KULTUR IN TIEFURT  
Ein Dorf legt sich ins Zeug

KulturMacher

Herzogin Anna Amalia hat es um 1780 mit ihrer überwiegend adeligen Tafelrunde schon gewusst, was man braucht, um ein „Kultur-Event“ von Dauer zu schaffen. Man braucht begeisterungsfähige Initia­toren, Künstler und geeignete Spielorte und sollte darüber hinaus die Kosten nicht aus den Augen ver­lieren. Die Spielstätten hat sie uns hinterlassen: den Park und das Schloss-Umfeld für das weltliche Theater, die Kirche für Orgel-, Solisten- und Chorkonzerte. Bei aller, damals in ihren Kreisen üblichen Verklärung des Landlebens wird sie an dem heute hinzu gekommenen Spielort, der großen Scheune ihres Kammergutes (heute: Festscheune) eher kein Theater genossen haben. Es roch wohl etwas zu streng. Auch in der Mühle oder auf der Mühleninsel wurde nicht gespielt.

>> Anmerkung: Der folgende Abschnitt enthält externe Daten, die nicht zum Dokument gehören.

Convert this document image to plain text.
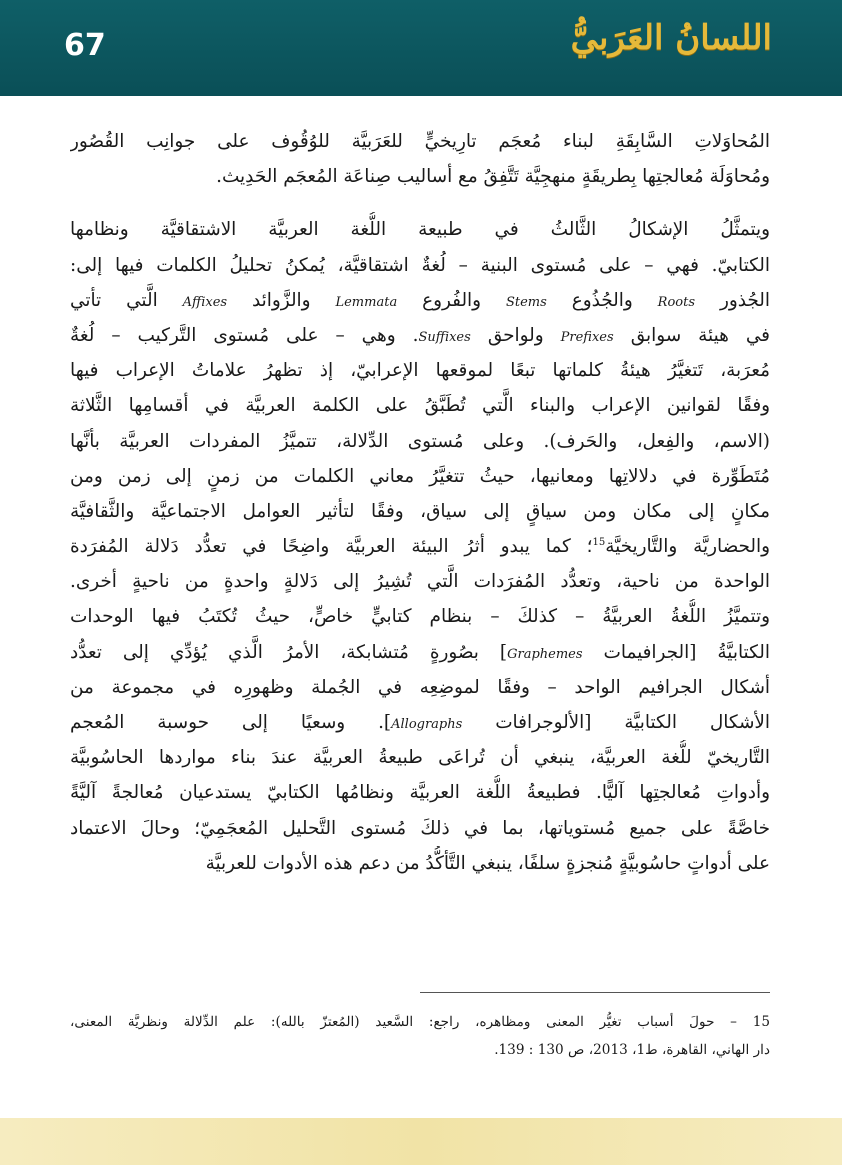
67	اللسانُ العَرَبيُّ
المُحاوَلاتِ السَّابِقَةِ لبناء مُعجَم تارِيخيٍّ للعَرَبيَّة للوُقُوف على جوانِب القُصُور
ومُحاوَلَة مُعالجتِها بِطريقَةٍ منهجِيَّة تَتَّفِقُ مع أساليب صِناعَة المُعجَم الحَدِيث.
ويتمثَّلُ الإشكالُ الثَّالثُ في طبيعة اللُّغة العربيَّة الاشتقاقيَّة ونظامها
الكتابيّ. فهي – على مُستوى البنية – لُغةٌ اشتقاقيَّة، يُمكنُ تحليلُ الكلمات فيها إلى:
الجُذور Roots والجُذُوع Stems والفُروع Lemmata والزَّوائد Affixes الَّتي تأتي
في هيئة سوابق Prefixes ولواحق Suffixes. وهي – على مُستوى التَّركيب – لُغةٌ
مُعرَبة، تَتغيَّرُ هيئةُ كلماتها تبعًا لموقعها الإعرابيّ، إذ تظهرُ علاماتُ الإعراب فيها
وفقًا لقوانين الإعراب والبناء الَّتي تُطَبَّقُ على الكلمة العربيَّة في أقسامِها الثَّلاثة
(الاسم، والفِعل، والحَرف). وعلى مُستوى الدِّلالة، تتميَّزُ المفردات العربيَّة بأنَّها
مُتَطَوِّرة في دلالاتِها ومعانيها، حيثُ تتغيَّرُ معاني الكلمات من زمنٍ إلى زمن ومن
مكانٍ إلى مكان ومن سياقٍ إلى سياق، وفقًا لتأثير العوامل الاجتماعيَّة والثَّقافيَّة
والحضاريَّة والتَّاريخيَّة$^{15}$؛ كما يبدو أثرُ البيئة العربيَّة واضِحًا في تعدُّد دَلالة المُفرَدة
الواحدة من ناحية، وتعدُّد المُفرَدات الَّتي تُشِيرُ إلى دَلالةٍ واحدةٍ من ناحيةٍ أخرى.
وتتميَّزُ اللُّغةُ العربيَّةُ – كذلكَ – بنظام كتابيٍّ خاصٍّ، حيثُ تُكتَبُ فيها الوحدات
الكتابيَّةُ [الجرافيمات Graphemes] بصُورةٍ مُتشابكة، الأمرُ الَّذي يُؤدِّي إلى تعدُّد
أشكال الجرافيم الواحد – وفقًا لموضِعِه في الجُملة وظهورِه في مجموعة من
الأشكال الكتابيَّة [الألوجرافات Allographs]. وسعيًا إلى حوسبة المُعجم
التَّاريخيّ للُّغة العربيَّة، ينبغي أن تُراعَى طبيعةُ العربيَّة عندَ بناء مواردها الحاسُوبيَّة
وأدواتِ مُعالجتِها آليًّا. فطبيعةُ اللُّغة العربيَّة ونظامُها الكتابيّ يستدعيان مُعالجةً آليَّةً
خاصَّةً على جميع مُستوياتها، بما في ذلكَ مُستوى التَّحليل المُعجَمِيّ؛ وحالَ الاعتماد
على أدواتٍ حاسُوبيَّةٍ مُنجزةٍ سلفًا، ينبغي التَّأكُّدُ من دعم هذه الأدوات للعربيَّة
15 – حولَ أسباب تغيُّر المعنى ومظاهره، راجع: السَّعيد (المُعتزّ بالله): علم الدِّلالة ونظريَّة المعنى،
دار الهاني، القاهرة، ط1، 2013، ص 130 : 139.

Das Titelbild führt die beiden Autoren der Fischerin wieder am Ort der Erstaufführung 1782 zusammen. Goethe scheint sich seit der Zeit, als ihn JHW Tischbein in Italien malte (Goethe in der römischen Campagna, © Städel Museum – U.Edelmann/ARTOTHEK) kaum verändert zu haben. Corona Schröter trägt, anders als im Bild von Anton Graff von 1787 (mit Genehmigung der Klassik Stiftung Weimar), einen blauen Hosenrock.

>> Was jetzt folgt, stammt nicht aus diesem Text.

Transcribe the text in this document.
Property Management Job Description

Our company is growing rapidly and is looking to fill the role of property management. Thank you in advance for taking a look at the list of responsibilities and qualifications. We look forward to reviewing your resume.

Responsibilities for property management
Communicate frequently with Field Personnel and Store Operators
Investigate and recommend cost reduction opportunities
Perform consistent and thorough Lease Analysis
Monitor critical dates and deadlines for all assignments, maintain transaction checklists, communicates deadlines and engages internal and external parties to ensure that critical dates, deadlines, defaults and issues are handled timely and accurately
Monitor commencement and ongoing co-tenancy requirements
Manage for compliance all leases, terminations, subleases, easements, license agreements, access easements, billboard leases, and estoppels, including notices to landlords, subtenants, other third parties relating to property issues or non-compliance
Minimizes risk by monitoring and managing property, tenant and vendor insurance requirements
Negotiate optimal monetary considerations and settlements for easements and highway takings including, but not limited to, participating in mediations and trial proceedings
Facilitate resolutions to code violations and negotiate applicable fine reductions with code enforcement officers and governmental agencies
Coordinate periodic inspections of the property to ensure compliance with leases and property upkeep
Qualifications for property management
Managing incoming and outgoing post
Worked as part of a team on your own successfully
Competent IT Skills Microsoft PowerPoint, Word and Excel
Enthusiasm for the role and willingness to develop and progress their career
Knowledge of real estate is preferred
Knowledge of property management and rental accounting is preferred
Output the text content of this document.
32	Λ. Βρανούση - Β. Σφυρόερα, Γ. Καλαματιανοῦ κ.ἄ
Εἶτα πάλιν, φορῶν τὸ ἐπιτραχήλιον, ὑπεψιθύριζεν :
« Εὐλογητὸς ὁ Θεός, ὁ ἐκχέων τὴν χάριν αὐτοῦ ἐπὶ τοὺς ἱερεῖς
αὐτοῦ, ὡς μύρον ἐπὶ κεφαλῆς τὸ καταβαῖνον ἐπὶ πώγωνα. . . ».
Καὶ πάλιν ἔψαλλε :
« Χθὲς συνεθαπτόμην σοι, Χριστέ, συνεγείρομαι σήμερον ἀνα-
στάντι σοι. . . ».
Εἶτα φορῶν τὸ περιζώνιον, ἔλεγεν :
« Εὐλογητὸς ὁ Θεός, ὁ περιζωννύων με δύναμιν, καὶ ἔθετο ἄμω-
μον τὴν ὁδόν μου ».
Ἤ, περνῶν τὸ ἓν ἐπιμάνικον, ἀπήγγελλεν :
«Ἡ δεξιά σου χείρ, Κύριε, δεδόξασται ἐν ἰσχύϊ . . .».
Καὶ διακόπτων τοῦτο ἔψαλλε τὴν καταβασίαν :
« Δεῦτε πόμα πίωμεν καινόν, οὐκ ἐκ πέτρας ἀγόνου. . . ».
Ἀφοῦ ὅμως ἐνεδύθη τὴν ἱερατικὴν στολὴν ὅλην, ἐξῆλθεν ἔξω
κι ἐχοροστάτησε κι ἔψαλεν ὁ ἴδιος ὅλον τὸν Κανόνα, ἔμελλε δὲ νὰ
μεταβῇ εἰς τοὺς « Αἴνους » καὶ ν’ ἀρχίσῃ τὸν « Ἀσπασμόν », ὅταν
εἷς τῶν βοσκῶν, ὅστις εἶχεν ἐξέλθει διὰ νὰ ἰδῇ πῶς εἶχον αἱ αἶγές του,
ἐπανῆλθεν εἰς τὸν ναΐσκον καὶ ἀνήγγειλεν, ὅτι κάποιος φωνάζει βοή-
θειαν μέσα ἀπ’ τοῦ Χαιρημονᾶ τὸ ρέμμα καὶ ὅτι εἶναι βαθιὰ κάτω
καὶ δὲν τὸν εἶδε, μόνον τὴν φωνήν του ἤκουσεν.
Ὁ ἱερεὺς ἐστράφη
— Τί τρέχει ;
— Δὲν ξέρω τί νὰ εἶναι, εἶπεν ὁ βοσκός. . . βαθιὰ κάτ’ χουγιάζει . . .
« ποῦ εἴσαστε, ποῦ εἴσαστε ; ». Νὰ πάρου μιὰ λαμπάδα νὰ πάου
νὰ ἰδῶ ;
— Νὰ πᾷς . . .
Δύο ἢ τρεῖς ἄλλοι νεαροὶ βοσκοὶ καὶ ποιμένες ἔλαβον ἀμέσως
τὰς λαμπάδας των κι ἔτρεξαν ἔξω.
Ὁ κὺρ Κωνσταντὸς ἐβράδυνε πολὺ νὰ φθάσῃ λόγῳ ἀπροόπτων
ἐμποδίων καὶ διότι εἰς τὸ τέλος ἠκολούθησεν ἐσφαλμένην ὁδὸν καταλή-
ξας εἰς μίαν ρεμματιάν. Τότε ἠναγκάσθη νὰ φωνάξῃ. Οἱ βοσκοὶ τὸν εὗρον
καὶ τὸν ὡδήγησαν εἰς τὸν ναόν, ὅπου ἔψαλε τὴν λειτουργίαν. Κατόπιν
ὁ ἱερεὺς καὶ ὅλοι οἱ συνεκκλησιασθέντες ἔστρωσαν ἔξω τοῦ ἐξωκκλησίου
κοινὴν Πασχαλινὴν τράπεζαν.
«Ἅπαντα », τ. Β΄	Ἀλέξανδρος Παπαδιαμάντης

Es trifft sich natürlich gut, dass alle Spielorte heute im Eigentum von Organisationen stehen, die durch ihre Satzungen der Förderung von Kunst und Kultur verpflichtet sind: die evangelische Kirche, die Klassik-Stiftung Weimar und die Stiftung wohnen plus.

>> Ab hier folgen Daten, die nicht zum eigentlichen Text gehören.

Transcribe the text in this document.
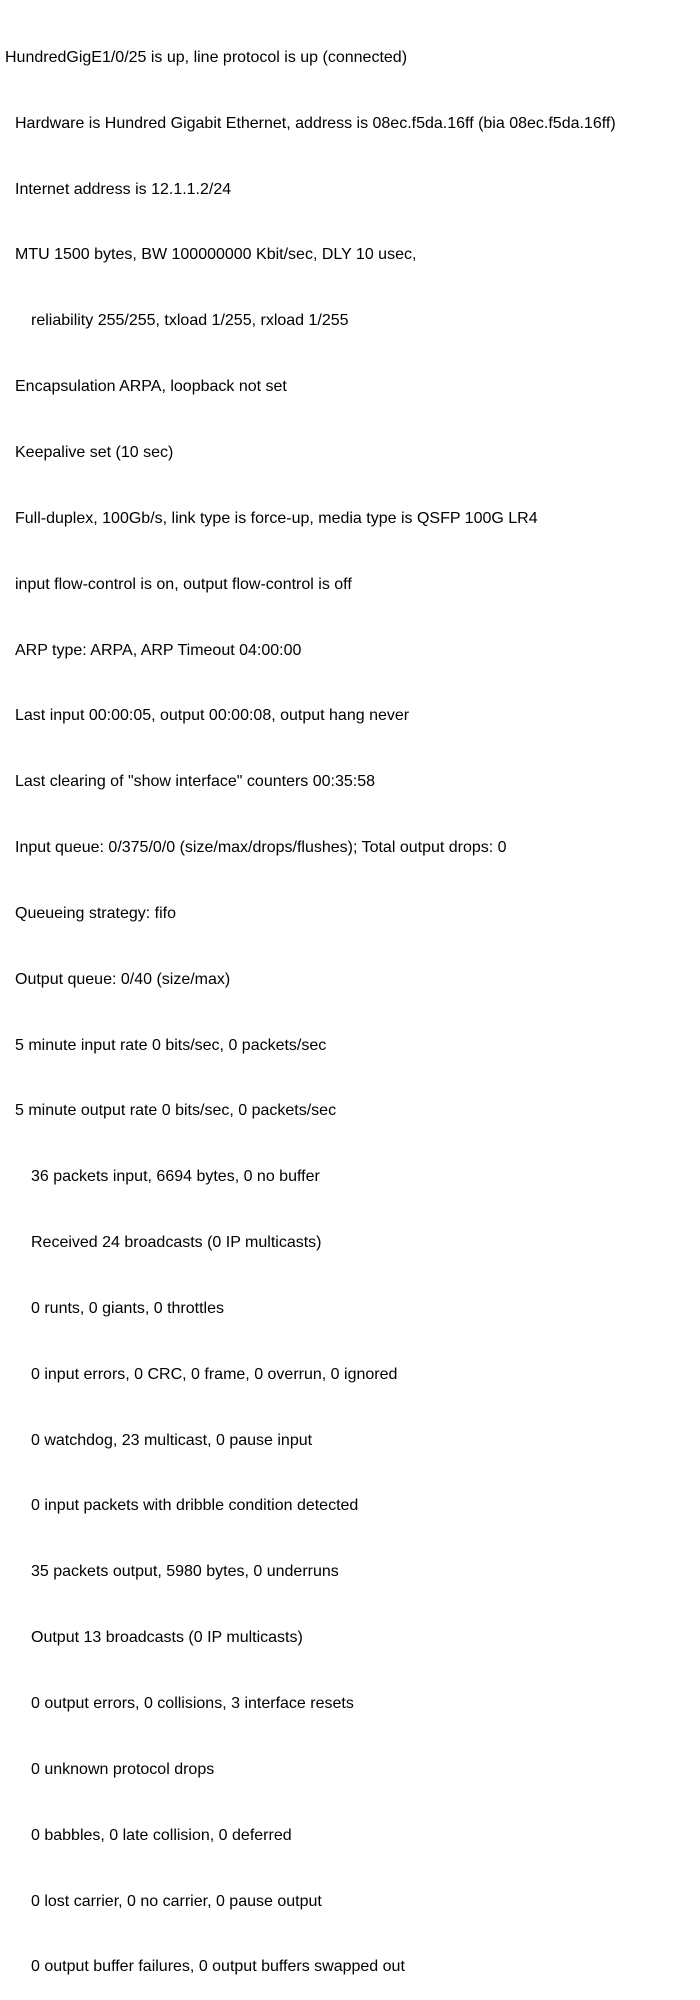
HundredGigE1/0/25 is up, line protocol is up (connected)

Hardware is Hundred Gigabit Ethernet, address is 08ec.f5da.16ff (bia 08ec.f5da.16ff)

Internet address is 12.1.1.2/24

MTU 1500 bytes, BW 100000000 Kbit/sec, DLY 10 usec,

reliability 255/255, txload 1/255, rxload 1/255

Encapsulation ARPA, loopback not set

Keepalive set (10 sec)

Full-duplex, 100Gb/s, link type is force-up, media type is QSFP 100G LR4

input flow-control is on, output flow-control is off

ARP type: ARPA, ARP Timeout 04:00:00

Last input 00:00:05, output 00:00:08, output hang never

Last clearing of "show interface" counters 00:35:58

Input queue: 0/375/0/0 (size/max/drops/flushes); Total output drops: 0

Queueing strategy: fifo

Output queue: 0/40 (size/max)

5 minute input rate 0 bits/sec, 0 packets/sec

5 minute output rate 0 bits/sec, 0 packets/sec

36 packets input, 6694 bytes, 0 no buffer

Received 24 broadcasts (0 IP multicasts)

0 runts, 0 giants, 0 throttles

0 input errors, 0 CRC, 0 frame, 0 overrun, 0 ignored

0 watchdog, 23 multicast, 0 pause input

0 input packets with dribble condition detected

35 packets output, 5980 bytes, 0 underruns

Output 13 broadcasts (0 IP multicasts)

0 output errors, 0 collisions, 3 interface resets

0 unknown protocol drops

0 babbles, 0 late collision, 0 deferred

0 lost carrier, 0 no carrier, 0 pause output

0 output buffer failures, 0 output buffers swapped out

Die Veranstalter: „WIR“ e.V.  und Kirchgemeinde

Bereits im Mai 2000 haben die späteren Stifterfamilien der Stiftung wohnen plus… zusammen mit Freunden den gemeinnützigen Verein Wohnen im Ruhestand WIR e.V. gegründet. Sie hatten damals gerade das darnieder liegende Kammergut in eine betreute Seniorenwohnanlage umgebaut. Der Verein sollte ursprünglich den dort einziehenden Men­schen ein anregendes Wohnumfeld schaffen und ihnen eine gemeinsame Stimme in der Wohn­anlage geben. Mit der Zeit kamen zu dem internen Angebot, das auch Kaffeerunden und gemeinsame Ausflü­ge in das Umland umfasst, immer mehr Angebote an eine größere Öffentlichkeit hinzu. Dazu wurde die Satzung des Vereins erweitert. Er trägt heute als umfangreichstes Angebot das Tiefurter Sommer­theater (seit 2021 erweitert zum Tiefurter Kultursommer) und organisiert z.B. die von der Ortskirche mit ihm zusammen veranstalteten som­merlichen Montagsmusiken. Das Sommertheater-Angebot wird aus den Überschüssen der Stiftung wohnen plus… durch Ausfallbürgschaften und Spenden unterstützt. Ohne diese Hilfen wäre das Risiko für den Verein nicht tragbar.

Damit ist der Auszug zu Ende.